Neural Solver Towards Future of Simulation: Deep Dive

Date: 08-09-2024 | Author: Ki-Ung Song

Neural Solver Towards Future of Simulation Series

Neural Solver Towards Future of Simulation: Deep Dive - Current Post
Neural Solver Towards Future of Simulation: Exploration
Neural Solver Towards Future of Simulation: Intro

In previous post, we explored Neural ODEs and PINNs approaches for neural solvers.

In this post, we examine Neural Operator, a method that opens up new possibilities for efficient and accurate simulations.

Additionally, practical applications of these previously introduced neural solvers will be presented to showcase their real-world potential.

Neural Operator

Neural Operators (NOs) leverage the power of DL to model the underlying functions and mappings directly. This approach is called operator learning.

💡

Operator Learning: Learning operators that are mappings between infinite-dimensional function spaces.

Operator Learning Intro: DeepONet

The term “operator learning” may not be clear at first glance. We will illustrate this concept with the example of DeepONet, one of the milestone achievements in operator learning.

Original paper: DeepONet: Learning nonlinear operators for identifying differential equations based on the universal approximation theorem of operators (arxiv.org)
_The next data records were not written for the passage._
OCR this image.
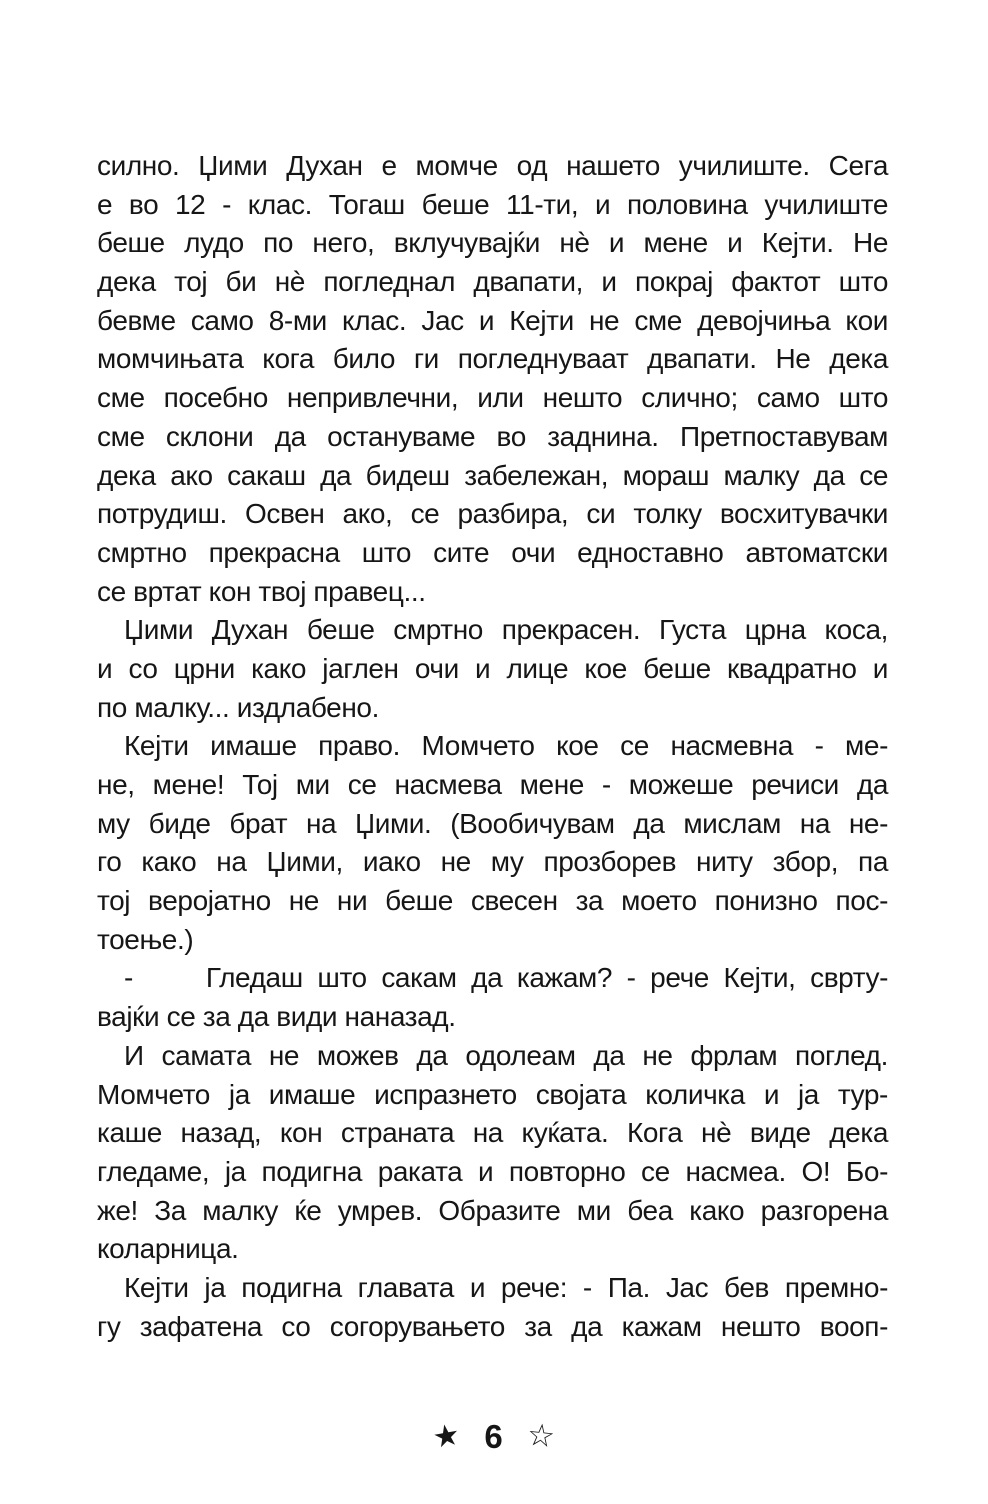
силно. Џими Духан е момче од нашето училиште. Сега
е во 12 - клас. Тогаш беше 11-ти, и половина училиште
беше лудо по него, вклучувајќи нѐ и мене и Кејти. Не
дека тој би нѐ погледнал двапати, и покрај фактот што
бевме само 8-ми клас. Јас и Кејти не сме девојчиња кои
момчињата кога било ги погледнуваат двапати. Не дека
сме посебно непривлечни, или нешто слично; само што
сме склони да остануваме во заднина. Претпоставувам
дека ако сакаш да бидеш забележан, мораш малку да се
потрудиш. Освен ако, се разбира, си толку восхитувачки
смртно прекрасна што сите очи едноставно автоматски
се вртат кон твој правец...
Џими Духан беше смртно прекрасен. Густа црна коса,
и со црни како јаглен очи и лице кое беше квадратно и
по малку... издлабено.
Кејти имаше право. Момчето кое се насмевна - ме-
не, мене! Тој ми се насмева мене - можеше речиси да
му биде брат на Џими. (Вообичувам да мислам на не-
го како на Џими, иако не му прозборев ниту збор, па
тој веројатно не ни беше свесен за моето понизно пос-
тоење.)
-     Гледаш што сакам да кажам? - рече Кејти, сврту-
вајќи се за да види наназад.
И самата не можев да одолеам да не фрлам поглед.
Момчето ја имаше испразнето својата количка и ја тур-
каше назад, кон страната на куќата. Кога нѐ виде дека
гледаме, ја подигна раката и повторно се насмеа. О! Бо-
же! За малку ќе умрев. Образите ми беа како разгорена
коларница.
Кејти ја подигна главата и рече: - Па. Јас бев премно-
гу зафатена со согорувањето за да кажам нешто вооп-
★ 6 ☆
Good examples and illustrations from DeepONet: Learning nonlinear operators (lululxvi.github.io) will be introduced here.

Function vs. Operator

Function: \R^{d_1} → \R^{d_2} : Below is a function for \R^{28 \times 28} \rightarrow \R^{10} .

DeepONet: Learning nonlinear operators (lululxvi.github.io)

Operator: \text{function} (∞-\dim) \mapsto \text{function} (∞-\dim)
- Derivative (local): x(t) \mapsto x'(t) .
- Integral (global): x(t) \mapsto \int K(s, t)x(s)ds .
- Dynamic system: Differential equation

Problem Setup

The goal is to learn an operator G that maps a function u to another function G(u) . Formally:

G : u \mapsto G(u), \\ G(u) : y ∈ \R^d \mapsto G(u)(y) ∈ \R

More concretely, given a differential equation of form:

\mathcal L s = u

We want operator G:u \mapsto s .

Inputs: u at sensors \{x_1, x_2, \cdots, x_m\} and y ∈ \R^d .
- What exactly input x and y look like? It depends on the given DE.

Output: G(u)(y) ∈ \R .

DeepONet: Learning nonlinear operators (lululxvi.github.io)

Architecture

DeepONet consists of two encoder networks:

Branch Net : Encodes the input function into a latent representation. i.e. this encoder is used for encoding the discretized input function.

Trunk Net : Encodes the coordinates or specific points where the output is evaluated. i.e. the second encoder is used for encoding the location of the output functions.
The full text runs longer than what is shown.